However, I recently purchased the Artist Mx and Control controllers and absolutely LOVE them. I looked into other options, such as the Mackie but I preferred the size and dimansions of these surfaces, which fit nicely in front of my keyboard without eating up too much space (depth-wise).

-Gari


----------



## Mystic (Dec 3, 2014)

I use the Roland VS-700 that was designed for Sonar but a lot of people are using the controller part of it on other DAWs and seems to work well. It's very similar to the SSL Nucleus in overall style though I like the layout on the 700 better.


----------



## Dryden.Chambers (Dec 3, 2014)

Hello Eric, I am using the the Logic X Remote App from Apple for Logic X. I just got Lemur so still thinking through how to implement it best (Sptifre/Kontakt CC changes, ultraloop control, etc.). Any suggestions ? Dryden



Eric George @ Wed Dec 03 said:


> Dryden.Chambers @ Tue Dec 02 said:
> 
> 
> > I was going to grab a Avid Artist Control recently but decided to go with 2 Ipads 1) w/ Logic Remote 2) w/ Lemur.
> ...


----------



## Nathanael Iversen (Dec 3, 2014)

I think the SSL Nucleus is the best option less than $10k. It is Mackie-based so it will work with anything you own or move to DAW-wise. The big deal with the Nucleus is the fact that it can do keystroke macros. With a little bit of setup, you could fly around your most used options. It spills plugin parameters across the surface. It is very well made, and well supported.

If I had $5k for a controller, I'd buy one. Big enough to be useful. Small enough to not dominate a desk - keyboard has priority in this shop.

If I had $20-30k, I'd buy the Nuage (Cubase user here). But that is more like an Avid S6 of some variety in cost, complexity, and use case needed to justify owning it.

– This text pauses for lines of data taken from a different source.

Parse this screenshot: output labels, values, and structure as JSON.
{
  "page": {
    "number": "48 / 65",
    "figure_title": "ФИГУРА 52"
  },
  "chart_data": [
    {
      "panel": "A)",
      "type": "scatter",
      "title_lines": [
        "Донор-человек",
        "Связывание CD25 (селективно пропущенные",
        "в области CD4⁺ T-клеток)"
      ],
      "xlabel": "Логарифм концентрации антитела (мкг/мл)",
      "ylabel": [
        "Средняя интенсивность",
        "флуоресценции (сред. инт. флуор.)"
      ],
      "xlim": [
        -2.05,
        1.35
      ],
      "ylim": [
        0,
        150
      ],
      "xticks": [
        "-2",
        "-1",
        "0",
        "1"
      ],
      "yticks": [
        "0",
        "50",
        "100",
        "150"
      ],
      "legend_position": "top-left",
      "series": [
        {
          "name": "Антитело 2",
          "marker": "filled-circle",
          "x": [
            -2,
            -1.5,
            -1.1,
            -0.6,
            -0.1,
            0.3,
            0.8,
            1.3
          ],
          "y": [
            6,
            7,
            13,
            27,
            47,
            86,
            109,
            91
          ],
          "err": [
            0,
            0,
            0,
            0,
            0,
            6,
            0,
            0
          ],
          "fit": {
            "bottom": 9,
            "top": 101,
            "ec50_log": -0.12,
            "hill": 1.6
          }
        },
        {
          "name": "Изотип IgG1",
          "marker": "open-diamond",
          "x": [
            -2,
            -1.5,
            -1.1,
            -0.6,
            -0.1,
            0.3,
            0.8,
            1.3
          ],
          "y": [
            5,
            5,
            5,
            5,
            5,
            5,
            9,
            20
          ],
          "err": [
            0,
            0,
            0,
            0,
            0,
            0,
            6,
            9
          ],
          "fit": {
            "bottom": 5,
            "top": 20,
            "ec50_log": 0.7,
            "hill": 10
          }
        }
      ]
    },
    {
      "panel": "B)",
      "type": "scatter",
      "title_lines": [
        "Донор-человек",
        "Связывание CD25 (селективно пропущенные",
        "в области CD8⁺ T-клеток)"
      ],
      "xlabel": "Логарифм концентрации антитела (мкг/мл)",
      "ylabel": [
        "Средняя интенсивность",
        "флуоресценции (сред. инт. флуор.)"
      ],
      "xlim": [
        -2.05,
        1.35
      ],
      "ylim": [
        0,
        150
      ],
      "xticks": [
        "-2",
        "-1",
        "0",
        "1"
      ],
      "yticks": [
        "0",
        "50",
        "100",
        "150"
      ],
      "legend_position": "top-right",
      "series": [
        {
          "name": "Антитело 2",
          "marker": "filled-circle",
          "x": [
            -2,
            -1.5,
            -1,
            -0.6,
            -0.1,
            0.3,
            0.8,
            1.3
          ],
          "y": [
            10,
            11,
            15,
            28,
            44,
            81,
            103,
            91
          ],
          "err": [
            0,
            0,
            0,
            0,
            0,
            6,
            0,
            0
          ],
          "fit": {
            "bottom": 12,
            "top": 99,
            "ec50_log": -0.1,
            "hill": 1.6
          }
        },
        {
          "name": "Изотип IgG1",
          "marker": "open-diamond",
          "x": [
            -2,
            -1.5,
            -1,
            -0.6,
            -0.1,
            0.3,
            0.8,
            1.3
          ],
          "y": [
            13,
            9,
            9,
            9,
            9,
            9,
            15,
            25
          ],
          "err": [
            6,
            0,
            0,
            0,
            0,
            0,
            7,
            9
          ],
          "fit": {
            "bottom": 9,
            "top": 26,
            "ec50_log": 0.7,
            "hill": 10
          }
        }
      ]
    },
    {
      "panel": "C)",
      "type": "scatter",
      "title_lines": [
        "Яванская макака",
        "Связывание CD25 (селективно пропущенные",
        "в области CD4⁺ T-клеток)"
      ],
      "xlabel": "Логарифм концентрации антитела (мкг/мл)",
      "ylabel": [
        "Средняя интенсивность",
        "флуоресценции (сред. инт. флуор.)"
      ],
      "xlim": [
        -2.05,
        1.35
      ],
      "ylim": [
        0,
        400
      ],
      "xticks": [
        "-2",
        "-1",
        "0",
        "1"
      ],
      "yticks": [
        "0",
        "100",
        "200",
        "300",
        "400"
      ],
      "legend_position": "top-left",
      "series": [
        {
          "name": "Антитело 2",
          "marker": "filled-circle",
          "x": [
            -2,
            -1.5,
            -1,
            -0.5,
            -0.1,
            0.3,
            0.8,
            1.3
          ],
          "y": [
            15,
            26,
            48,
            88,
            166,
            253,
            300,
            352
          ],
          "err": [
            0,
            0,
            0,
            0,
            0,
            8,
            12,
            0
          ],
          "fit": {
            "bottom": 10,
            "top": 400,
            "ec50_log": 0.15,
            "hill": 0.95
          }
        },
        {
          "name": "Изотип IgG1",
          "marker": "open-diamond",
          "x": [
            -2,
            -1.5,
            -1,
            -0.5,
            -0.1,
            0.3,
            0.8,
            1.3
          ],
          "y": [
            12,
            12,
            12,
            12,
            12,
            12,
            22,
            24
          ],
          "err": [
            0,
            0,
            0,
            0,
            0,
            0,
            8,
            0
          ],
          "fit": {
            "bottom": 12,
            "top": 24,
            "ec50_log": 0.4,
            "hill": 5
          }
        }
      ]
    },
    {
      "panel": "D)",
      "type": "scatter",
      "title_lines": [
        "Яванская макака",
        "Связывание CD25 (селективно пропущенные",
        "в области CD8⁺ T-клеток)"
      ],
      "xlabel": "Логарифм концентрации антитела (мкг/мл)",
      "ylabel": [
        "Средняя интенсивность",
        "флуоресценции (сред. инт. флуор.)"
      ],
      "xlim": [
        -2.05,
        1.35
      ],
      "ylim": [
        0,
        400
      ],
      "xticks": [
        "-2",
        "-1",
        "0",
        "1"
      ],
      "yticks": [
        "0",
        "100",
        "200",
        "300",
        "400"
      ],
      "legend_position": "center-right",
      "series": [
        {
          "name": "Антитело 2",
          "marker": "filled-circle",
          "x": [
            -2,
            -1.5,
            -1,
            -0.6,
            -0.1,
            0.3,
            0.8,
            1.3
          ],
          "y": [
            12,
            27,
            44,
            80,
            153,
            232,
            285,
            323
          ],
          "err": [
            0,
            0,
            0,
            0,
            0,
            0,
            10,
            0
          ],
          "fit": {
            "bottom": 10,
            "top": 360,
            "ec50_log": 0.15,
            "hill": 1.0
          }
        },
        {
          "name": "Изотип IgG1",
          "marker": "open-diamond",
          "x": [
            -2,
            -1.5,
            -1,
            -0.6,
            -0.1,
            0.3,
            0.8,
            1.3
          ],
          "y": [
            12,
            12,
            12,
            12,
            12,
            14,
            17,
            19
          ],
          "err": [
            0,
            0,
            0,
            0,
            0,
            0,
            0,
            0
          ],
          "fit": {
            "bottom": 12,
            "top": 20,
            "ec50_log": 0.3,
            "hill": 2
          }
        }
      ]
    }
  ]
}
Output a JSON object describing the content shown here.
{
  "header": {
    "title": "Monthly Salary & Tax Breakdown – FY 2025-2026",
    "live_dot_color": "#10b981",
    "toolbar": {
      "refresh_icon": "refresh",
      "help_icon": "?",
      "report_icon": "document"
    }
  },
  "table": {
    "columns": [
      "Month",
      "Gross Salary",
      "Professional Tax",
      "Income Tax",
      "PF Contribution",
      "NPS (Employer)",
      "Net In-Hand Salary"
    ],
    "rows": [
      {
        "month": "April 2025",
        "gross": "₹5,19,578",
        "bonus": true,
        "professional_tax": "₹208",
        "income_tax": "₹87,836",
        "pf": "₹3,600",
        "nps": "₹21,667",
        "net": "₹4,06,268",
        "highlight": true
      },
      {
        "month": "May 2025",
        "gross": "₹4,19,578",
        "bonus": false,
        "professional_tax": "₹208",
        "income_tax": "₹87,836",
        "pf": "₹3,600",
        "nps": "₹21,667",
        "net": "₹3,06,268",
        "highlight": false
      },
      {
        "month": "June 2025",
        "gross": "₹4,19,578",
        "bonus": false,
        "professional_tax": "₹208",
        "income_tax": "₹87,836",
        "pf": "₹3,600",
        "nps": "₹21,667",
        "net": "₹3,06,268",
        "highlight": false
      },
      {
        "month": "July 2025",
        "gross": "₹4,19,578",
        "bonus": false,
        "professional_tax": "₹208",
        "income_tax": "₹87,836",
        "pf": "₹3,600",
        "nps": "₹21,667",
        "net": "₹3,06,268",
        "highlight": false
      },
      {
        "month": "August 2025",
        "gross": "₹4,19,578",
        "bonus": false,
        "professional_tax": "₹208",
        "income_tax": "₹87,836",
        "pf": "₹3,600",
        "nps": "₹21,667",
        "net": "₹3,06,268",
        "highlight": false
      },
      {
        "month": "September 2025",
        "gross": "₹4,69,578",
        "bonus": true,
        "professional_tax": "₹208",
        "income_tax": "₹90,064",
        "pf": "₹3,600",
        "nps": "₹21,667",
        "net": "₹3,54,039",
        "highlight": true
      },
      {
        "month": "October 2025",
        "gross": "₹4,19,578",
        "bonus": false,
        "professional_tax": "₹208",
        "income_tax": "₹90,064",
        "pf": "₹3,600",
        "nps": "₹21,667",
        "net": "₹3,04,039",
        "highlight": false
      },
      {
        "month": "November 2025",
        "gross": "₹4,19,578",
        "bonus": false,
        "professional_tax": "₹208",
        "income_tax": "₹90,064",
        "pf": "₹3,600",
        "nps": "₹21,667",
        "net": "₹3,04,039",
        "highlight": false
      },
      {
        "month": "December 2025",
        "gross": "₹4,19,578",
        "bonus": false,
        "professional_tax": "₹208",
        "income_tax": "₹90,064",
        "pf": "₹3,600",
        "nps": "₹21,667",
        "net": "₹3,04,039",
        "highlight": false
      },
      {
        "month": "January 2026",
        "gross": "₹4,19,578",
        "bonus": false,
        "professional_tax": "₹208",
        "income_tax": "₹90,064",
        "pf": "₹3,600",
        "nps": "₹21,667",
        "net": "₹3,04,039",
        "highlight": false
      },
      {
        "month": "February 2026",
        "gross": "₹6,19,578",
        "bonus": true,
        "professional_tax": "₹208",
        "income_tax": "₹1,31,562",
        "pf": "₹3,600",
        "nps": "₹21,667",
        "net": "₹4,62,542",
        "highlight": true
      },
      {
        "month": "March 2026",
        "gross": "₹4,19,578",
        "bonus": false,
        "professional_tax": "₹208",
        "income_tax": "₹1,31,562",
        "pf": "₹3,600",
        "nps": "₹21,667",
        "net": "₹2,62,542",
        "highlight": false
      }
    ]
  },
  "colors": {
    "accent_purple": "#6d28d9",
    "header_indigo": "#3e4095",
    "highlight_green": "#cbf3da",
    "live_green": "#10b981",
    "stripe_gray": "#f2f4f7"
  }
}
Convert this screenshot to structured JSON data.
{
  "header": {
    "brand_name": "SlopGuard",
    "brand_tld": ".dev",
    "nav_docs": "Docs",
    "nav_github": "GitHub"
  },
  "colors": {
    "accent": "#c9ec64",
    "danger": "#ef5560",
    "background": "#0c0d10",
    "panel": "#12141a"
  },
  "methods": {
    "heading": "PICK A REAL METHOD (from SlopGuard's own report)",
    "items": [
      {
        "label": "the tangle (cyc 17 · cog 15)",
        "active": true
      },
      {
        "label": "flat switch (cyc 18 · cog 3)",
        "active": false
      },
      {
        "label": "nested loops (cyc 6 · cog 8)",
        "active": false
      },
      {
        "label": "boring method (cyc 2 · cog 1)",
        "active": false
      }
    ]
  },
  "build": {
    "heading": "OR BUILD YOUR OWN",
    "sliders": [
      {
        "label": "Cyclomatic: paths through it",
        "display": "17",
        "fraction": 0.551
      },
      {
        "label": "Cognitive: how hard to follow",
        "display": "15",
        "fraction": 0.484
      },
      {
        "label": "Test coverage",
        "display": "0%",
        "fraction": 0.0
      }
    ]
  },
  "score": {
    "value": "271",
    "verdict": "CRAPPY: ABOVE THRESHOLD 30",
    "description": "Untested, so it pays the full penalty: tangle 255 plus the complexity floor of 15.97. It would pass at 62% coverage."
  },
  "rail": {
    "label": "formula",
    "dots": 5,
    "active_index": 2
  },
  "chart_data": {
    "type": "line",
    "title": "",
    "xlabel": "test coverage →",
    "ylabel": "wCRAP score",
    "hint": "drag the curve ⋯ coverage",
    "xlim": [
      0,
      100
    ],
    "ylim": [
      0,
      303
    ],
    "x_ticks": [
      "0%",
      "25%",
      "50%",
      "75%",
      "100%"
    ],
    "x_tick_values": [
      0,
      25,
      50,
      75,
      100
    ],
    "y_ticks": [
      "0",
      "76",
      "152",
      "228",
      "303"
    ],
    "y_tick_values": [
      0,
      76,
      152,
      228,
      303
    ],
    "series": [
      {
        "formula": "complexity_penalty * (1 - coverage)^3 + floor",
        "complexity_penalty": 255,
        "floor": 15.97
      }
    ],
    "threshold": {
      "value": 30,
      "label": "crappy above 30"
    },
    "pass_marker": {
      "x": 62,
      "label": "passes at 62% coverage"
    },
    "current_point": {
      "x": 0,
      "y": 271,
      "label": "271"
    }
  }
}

There are videos on YouTube showing the Nucleus working with all major DAWs so you can see what it looks like operationally.


----------



## vocalnick (Dec 6, 2014)

I used a Tascam FW1082 (combined interface & control surface) until OSXs 64-bit transition rendered it obsolete. The most recent OS I can use it with is Lion in 32 bit mode.

I've somewhat become used to not having a control surface lately, so I don't want to spend too big on a new one, but I'm eyeing off the X-touch...


----------



## jamwerks (Dec 7, 2014)

I'm surprised that Yamaha hasn't come out with an Artist-sized little cousin to the Nuage, with proprietary integration with Cubendo. I'm using a Zero SL MKII. Great for both KS & CC controlling.


----------